‘El Camino:’ a well-crafted but unnecessary epilogue

This review can’t really function without spoiling the ending of “Breaking Bad,” so if you’re one of the three people in the world who still hasn’t seen the show and wants to, stop reading.

When we last saw Jesse Pinkman, he had just been freed from his neo-Nazi captors, ecstatically screaming and crying as he sped off into the night.

While his notorious partner in crime, Walter White’s, fate was sealed, Jesse’s was left ambiguous. What would become of him? Would he make a better life for himself? It’s a question that has long been stuck in the minds of “Breaking Bad” fans.

Six years after the show’s finale, we now have answers in the form of the Netflix movie “El Camino.” Taking place directly after the show, we follow Jesse as he desperately tries to escape the carnage that his life has become.

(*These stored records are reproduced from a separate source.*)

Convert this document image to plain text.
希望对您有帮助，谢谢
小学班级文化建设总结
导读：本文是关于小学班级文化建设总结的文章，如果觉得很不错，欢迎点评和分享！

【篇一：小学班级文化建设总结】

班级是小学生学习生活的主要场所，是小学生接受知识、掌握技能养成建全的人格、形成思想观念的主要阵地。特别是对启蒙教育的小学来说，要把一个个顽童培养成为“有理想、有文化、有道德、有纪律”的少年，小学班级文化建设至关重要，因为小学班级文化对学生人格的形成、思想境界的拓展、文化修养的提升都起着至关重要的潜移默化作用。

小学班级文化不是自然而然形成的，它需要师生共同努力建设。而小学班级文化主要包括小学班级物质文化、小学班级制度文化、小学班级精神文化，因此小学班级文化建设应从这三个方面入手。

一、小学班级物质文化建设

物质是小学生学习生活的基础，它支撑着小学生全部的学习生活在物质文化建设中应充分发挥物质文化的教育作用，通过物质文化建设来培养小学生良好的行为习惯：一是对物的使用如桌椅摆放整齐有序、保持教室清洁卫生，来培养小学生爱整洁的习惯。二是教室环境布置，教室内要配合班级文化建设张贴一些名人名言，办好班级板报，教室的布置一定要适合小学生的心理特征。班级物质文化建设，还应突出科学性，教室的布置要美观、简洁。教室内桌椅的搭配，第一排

To give credit where credit is due, it’s an impeccably made movie; all the beautiful photography and slick style from its father series is here in full effect. Despite being made over half a decade later, it feels and looks exactly like it should.

The acting is also top notch. Aaron Paul steals the show, sliding effortlessly back into character. The Jesse Pinkman we see in “El Camino” is a far cry from the one in “Breaking Bad.” His soul is old now, having lost everything.

What Paul conveys with his constant, dead eyes and blank stares makes the heart ache genuinely.

“El Camino” is full of cameos from other “Breaking Bad” characters, but they never come off as lazy fan service. They all have a legitimate role to play in Jesse’s emancipation. Some are genuinely surprising and emotional. But the surprises stop there.

For all it’s good intentions, “El Camino” just isn’t necessary.

The ambiguity of Jesse’s fate in the original ending was perfect. He’s a character who’s been a screw up his whole life. When he’s finally given a chance at something better, we don’t see it. We can only hope. It’s a subtly beautiful way to end his story.

And while “El Camino” certainly ends Jesse’s story, it doesn’t tell us anything worth telling. Things ultimately end for Jesse the way most fans assume it would have.

Very little happens in the film. It’s light on plot and action, which on the one hand is respectable. Writer/director Vince Gilligan deserves a pat on the back for resisting the urge to make this a big, bad finale.

It’s not trying to reinvigorate “Breaking Bad”s relevance. It’s not trying to go out on one final, explosive hurrah. It’s only intent is to tie off a single-dangling thread and give closure to a beloved character.

But did we really need a two-hour movie for that?